A top French appeals court said Wednesday it would rule on September 30 whether Rwandan genocide suspect Felicien Kabuga is to stand trial in France or face a UN tribunal in Tanzania.

Kabuga, who is 84 according to officials, but claims to be 87, was arrested in May at his home outside Paris after 25 years on the run.

He is accused of being a leading financier of the 1994 Rwanda genocide of some 800,000 people by Hutu extremists targeting rival Tutsis but also moderate Hutus.

A French court ruled in June that Kabuga should stand trial at the Mechanism for International Criminal Tribunals (MICT) based in Arusha, Tanzania.

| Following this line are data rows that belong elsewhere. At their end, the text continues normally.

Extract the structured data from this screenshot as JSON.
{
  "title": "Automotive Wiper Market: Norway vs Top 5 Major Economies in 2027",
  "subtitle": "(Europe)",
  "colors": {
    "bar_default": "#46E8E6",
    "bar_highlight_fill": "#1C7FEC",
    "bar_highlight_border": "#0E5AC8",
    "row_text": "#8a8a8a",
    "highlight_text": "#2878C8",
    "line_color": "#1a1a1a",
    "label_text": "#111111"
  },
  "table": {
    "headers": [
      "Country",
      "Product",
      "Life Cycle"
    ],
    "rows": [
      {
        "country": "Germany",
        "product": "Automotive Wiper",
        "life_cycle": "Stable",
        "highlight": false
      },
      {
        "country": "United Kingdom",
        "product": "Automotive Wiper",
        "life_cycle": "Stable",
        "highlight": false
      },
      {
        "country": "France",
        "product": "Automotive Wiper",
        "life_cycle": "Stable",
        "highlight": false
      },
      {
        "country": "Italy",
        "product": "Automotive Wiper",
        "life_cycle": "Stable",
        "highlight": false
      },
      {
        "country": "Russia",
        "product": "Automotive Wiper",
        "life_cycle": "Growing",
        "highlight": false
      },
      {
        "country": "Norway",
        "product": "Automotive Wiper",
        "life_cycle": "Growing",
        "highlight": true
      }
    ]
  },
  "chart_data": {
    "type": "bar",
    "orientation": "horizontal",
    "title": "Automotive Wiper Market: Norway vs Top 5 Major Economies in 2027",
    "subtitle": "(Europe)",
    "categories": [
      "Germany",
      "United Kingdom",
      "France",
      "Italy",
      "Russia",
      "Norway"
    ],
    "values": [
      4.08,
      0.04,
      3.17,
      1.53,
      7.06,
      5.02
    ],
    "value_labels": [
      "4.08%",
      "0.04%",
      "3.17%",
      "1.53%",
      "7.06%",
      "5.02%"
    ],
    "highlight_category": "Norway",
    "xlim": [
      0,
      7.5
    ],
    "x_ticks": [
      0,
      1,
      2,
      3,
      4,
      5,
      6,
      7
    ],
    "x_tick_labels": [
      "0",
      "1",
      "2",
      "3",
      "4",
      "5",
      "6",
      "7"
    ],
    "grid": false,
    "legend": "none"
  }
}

But his lawyers appealed, citing frail health and fears the UN tribunal in Africa would be biased against him.

During a hearing, Wednesday at the Cour de Cassation, France’s supreme court for criminal cases, Kabuga’s lawyer Louis Bore also argued that his client could not be properly treated medically in Tanzania.

Kabuga has diabetes, high blood pressure and leukoaraiosis, an incurable illness that erodes physical and cognitive abilities, Bore said.

If France’s highest appeal court endorses his transfer, Kabuga would have one month to appear before the MICT, which took over the duties of the UN’s International Criminal Tribunal for Rwanda when it formally closed in 2015.

Kabuga, once one of Rwanda’s richest men, was indicted by the tribunal in 1997 on seven counts, including genocide. He denies all the charges.

He is alleged to have funnelled money to militia groups as chairman of the national defence fund.

Kabuga is also accused of setting up the Interahamwe militia that carried out massacres and the Radio-Television Libre des Mille Collines, which incited people to murder.